Edit: I think "dependant" is also a typo. Apparently in British English it is used to mean a dependent in the sense of a child who relies on a parent for support, but when it's used as an adjective, "dependent" is still the correct spelling, even in British English.
The example applicative still respects sequencing - to do what the last paragraph claims to be doing you'd need to use some kind of nondeterministic gather.
Honestly I think the differences in that example are pretty superficial. The real advantage of applicative is that because the assumptions are weaker, some things that aren't Monads are Applicatives.
>Honestly I think the differences in that example are pretty superficial.
For most instances the difference is superficial, but for some problem domains the difference can have a pretty big impact.
All of this is because Applicative composition (using apply) statically guarantees there is no data dependencies between the (possibly) effectful computations. Monadic composition (using bind) can (but might not) introduce a data dependency which can only be reasoned about at runtime.
Applicatives can be analyzed without outside information.

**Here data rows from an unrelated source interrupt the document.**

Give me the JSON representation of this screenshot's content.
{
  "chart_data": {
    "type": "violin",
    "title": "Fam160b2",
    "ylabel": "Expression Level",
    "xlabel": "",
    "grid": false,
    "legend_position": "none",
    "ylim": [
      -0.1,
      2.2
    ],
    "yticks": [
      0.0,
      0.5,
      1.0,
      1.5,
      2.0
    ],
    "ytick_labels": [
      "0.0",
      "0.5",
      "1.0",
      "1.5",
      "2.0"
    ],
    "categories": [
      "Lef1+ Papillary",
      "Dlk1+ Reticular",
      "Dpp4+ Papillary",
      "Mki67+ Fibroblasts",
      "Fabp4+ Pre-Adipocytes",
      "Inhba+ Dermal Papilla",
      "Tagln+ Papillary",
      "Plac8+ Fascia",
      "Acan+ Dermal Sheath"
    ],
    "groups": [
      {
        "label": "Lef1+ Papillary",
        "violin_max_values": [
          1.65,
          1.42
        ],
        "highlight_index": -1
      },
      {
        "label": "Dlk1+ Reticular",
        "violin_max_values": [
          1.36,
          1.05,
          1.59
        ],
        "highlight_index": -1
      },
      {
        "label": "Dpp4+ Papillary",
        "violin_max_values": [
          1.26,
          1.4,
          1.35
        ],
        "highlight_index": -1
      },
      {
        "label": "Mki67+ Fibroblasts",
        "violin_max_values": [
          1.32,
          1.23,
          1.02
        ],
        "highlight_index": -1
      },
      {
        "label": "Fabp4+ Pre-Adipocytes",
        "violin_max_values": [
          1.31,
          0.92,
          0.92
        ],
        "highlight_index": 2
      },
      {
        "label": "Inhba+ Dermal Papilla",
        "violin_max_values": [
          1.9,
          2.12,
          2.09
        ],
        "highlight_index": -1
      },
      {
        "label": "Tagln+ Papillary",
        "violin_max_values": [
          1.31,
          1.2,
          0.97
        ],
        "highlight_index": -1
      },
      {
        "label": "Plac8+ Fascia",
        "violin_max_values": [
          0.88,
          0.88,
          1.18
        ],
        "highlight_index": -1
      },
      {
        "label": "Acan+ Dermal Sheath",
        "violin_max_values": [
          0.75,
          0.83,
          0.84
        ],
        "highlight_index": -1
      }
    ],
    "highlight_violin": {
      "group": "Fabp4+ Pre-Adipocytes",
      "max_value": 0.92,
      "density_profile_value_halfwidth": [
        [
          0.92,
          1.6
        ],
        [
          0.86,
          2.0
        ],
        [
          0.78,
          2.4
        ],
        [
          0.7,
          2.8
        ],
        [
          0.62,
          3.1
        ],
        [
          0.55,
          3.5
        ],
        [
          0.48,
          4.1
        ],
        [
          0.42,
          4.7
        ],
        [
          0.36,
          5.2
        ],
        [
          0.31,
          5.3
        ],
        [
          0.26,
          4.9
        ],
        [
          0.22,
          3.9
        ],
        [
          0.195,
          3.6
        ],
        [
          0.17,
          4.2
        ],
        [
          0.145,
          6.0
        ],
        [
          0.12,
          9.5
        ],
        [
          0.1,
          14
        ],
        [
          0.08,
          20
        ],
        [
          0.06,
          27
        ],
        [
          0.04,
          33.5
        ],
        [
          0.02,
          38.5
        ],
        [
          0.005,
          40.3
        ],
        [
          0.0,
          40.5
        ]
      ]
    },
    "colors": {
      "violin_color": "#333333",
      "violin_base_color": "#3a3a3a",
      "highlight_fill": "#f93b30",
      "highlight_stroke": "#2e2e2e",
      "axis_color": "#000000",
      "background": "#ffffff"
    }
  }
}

Applicatives are also closed under composition (and thus there's no need for the entire "transformer" concept).
As far as I'm aware, nearly every functor admits at least one applicative structure and oftentimes many choices thereof.
A nice way to think about how they can be used (and the difference between parallel and sequential evaluation discussed towards the end of the article) is in handling promises:
The parallel or sequential composition of a list of promises returns a promise of a list.
The monadic composition resolves each promise sequentially (via the Haskell operator `sequence` or as a cascade of JavaScript `.then` calls).
The parallel applicative composition resolves all promises simultaneously.